I was named Alexandra after Alexander the Great. He was a leader, he led armies to victory and conquered so many territories, but despite his brilliant future, he died at such a young age.
The truth is that I never really liked my name, my name made me feel as if from a young age I was expected to do great.
It seems as if my life is about anticipation. Everyone expected me to behave well because of my social status.
Now I was in the forest. I was riding a brown horse that was racing fast. I looked forward at the wide path of the earth in front of me, on either side of which were rows of trees.
The ride seemed to help distract me. The wind in front of me and the sound of the horse on the ground made me feel a certain calmness as if there was something in my life that I had control over.
"Hey, stop!" I heard a voice I'd already got to know too well. I ignored his words and continued to ride until the voice called out to me again, but now in a louder and clearer tone.

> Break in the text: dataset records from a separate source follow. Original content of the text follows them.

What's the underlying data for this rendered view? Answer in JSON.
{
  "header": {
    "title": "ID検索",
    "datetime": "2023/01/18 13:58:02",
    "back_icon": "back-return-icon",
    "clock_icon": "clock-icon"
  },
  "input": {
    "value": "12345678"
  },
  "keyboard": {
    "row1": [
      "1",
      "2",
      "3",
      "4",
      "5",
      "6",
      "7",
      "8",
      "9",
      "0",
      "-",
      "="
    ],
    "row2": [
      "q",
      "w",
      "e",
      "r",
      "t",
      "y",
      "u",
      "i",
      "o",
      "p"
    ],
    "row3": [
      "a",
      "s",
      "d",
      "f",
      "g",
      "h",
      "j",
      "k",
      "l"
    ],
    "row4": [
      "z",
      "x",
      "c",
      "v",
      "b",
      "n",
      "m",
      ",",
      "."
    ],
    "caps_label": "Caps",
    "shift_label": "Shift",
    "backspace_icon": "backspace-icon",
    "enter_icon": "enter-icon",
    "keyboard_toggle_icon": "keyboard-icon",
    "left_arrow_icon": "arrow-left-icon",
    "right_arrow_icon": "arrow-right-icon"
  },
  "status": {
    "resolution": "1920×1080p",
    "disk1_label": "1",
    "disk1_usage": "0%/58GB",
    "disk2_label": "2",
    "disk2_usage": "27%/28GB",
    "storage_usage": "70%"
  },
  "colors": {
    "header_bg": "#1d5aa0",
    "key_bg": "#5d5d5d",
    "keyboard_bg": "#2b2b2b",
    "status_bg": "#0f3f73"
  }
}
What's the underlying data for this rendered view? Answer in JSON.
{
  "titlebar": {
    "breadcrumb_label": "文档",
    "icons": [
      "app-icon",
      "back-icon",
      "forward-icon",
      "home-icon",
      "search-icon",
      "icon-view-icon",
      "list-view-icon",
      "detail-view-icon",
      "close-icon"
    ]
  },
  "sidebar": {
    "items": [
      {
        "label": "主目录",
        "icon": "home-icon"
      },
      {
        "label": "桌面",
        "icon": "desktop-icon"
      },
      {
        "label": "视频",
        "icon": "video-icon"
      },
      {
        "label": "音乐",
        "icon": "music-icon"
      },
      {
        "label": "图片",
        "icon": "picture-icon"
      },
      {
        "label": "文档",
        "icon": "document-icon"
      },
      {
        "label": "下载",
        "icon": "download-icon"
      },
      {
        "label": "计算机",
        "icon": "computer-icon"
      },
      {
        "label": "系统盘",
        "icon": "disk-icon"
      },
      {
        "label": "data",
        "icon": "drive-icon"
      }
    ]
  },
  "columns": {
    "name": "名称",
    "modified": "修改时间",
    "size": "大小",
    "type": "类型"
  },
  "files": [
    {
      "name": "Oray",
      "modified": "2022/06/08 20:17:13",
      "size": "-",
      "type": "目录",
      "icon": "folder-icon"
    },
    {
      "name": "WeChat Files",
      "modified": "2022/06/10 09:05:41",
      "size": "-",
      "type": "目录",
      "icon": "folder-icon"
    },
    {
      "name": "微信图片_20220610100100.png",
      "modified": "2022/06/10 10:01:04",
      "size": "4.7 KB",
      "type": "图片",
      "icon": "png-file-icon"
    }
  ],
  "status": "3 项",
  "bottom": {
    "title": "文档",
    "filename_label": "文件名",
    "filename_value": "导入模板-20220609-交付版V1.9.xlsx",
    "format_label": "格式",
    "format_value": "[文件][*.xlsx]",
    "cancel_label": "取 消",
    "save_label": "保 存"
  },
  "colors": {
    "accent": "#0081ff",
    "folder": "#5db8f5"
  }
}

Reluctantly, I stopped and after a few moments, William appeared.
"Why didn't you stop?" He asked coldly.
"Why would I do that?" I asked calmly as I slowly descended from the horse but still stayed close to him.
He seemed to weigh his words because when he spoke a spark of anger appeared in his eyes.
"I heard what you did," he said, and when I was silent he continued, "You ran away at night to the village"
"If you came to scold me it is unnecessary, my parents did the work for you," I said dryly.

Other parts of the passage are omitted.